McKenna explained: “During the oral arguments and in several of the amicus briefs, the court was presented with various proposed tests for determining the relevant ‘article of manufacture’ but this was not an issue which was argued or briefed extensively by Apple or Samsung.”

“So, the court exercised restraint and sent the case back down to the lower courts to formulate a test for how best to determine the relevant ‘article of manufacture’ for the calculation of damages. The Supreme Court provided no guidance or hints to the lower courts on how to devise such a test.”

“Identifying the relevant ‘article of manufacture’ entails a case-specific analysis of the relationship among the design, the product, and any components,” the US Department of Justice (DoJ) explained in its amicus brief.

“The fact finder should identify the article in which the design prominently features, and that most fairly may be said to embody the defendant’s appropriation of the plaintiff’s innovation. Relevant considerations include the scope of the claimed design, the extent to which the design determines the appearance of the product as a whole, the existence of unrelated, conceptually distinct elements in the product, the extent to which various components can be physically separated from the product as a whole, and the manner in which the components were manufactured. While the plaintiff bears the ultimate burden of establishing the infringer’s total profit, the defendant, as the manufacturer or seller of the product in question, should bear the burden of identifying any component that it views as the relevant article of manufacture.”

Michael Sandonato, partner at Fitzpatrick, Cella, Harper & Scinto and chair of the firm’s electronic and computer technologies practice group, explained: “The DoJ’s brief wisely treats the issue as one of statutory interpretation as well, but focuses on the question of what the relevant ‘article of manufacture’ is, and argues that it sometimes may be a component of the finished product. The DoJ would have the fact finder identify the ‘article of manufacture’, and in that sense eschews the Federal Circuit’s more categorical rule.”

What the Supreme Court did say was telling enough for commentators to agree that Samsung will be the happiest with the result.

Justice Sonia Sotomayor wrote on behalf of the unanimous court: “The Federal Circuit’s narrower reading of ‘article of manufacture’ cannot be squared with the text of Section 289 of the Patent Act.”

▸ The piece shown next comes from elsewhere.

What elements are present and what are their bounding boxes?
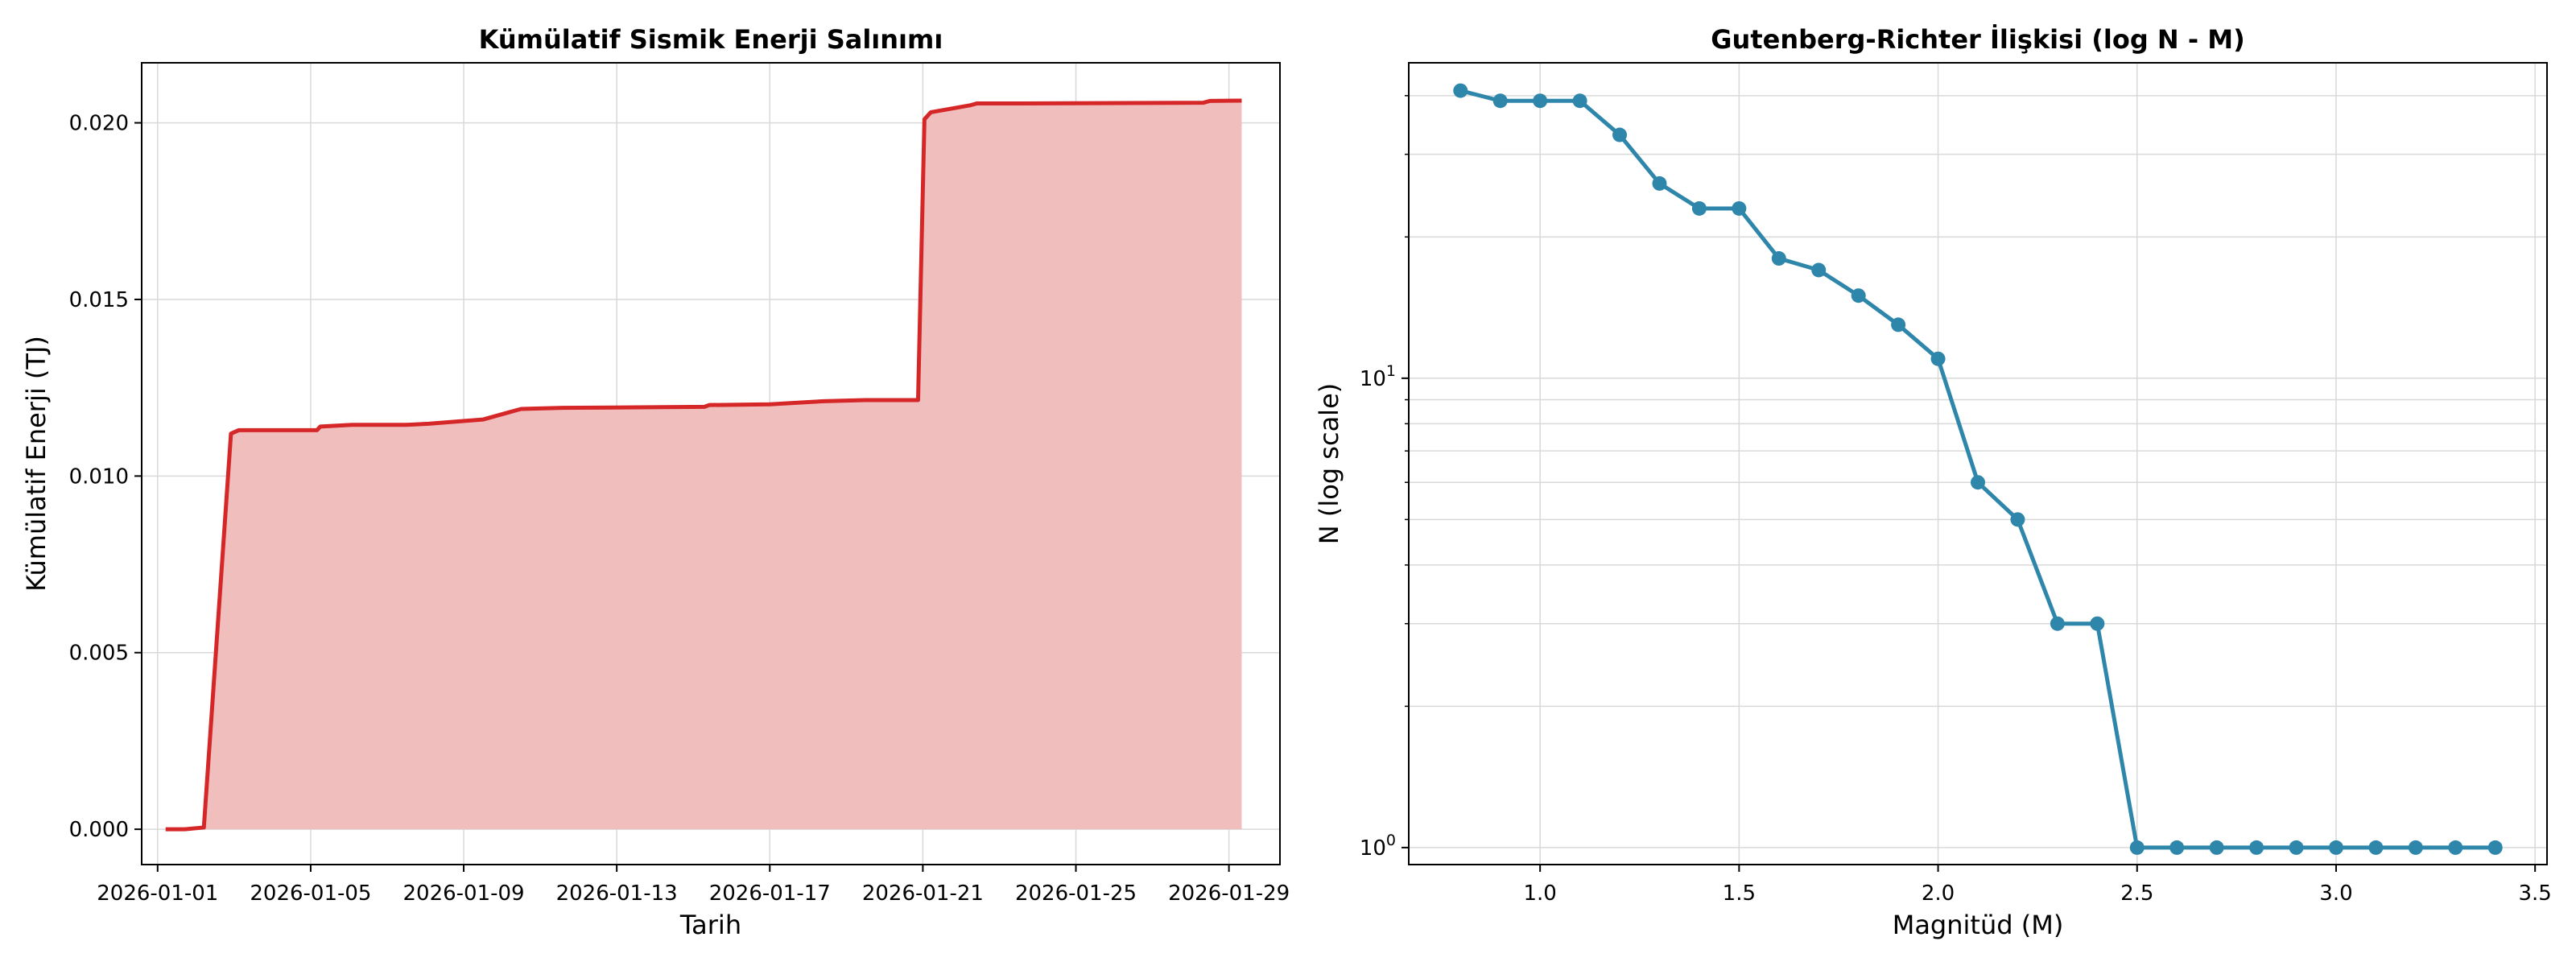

She explained that “article of manufacture” is broad enough to encompass both a product sold to a consumer and a component of that product. “A component of a product, no less than the product itself, is a thing made by hand or machine. That a component may be integrated into a larger product, in other words, does not put it outside the category of articles of manufacture.”

McKenna commented: “This decision is arguably a partial victory for Samsung because it delays any final decision on the damage award. Apple obviously would have preferred a blanket affirmation of the Federal Circuit decision and the multimillion dollar damage award.”

Ewan Grist, associate at Bird & Bird in London, agreed: “This decision will be welcomed not only by Samsung, which will now return to the Federal Court for an undoubtedly more favourable assessment of what it needs to pay over, but also more widely by manufacturers of complex, multi-component technology products. In reaching this decision, the US now broadly falls into line with the approach which would have be taken by the UK courts to the question.”

Hejab Azam, IP analyst at PatSnap, added a caveat, pointing out: “Damages that reflect the fact that only parts of a design have been infringed is less of a deterrent than being entitled to all the profits from sales of the product concerned, but is still a deterrent. The law also provides for other remedies, including injunctive relief that can have a major impact on the business of an infringer.”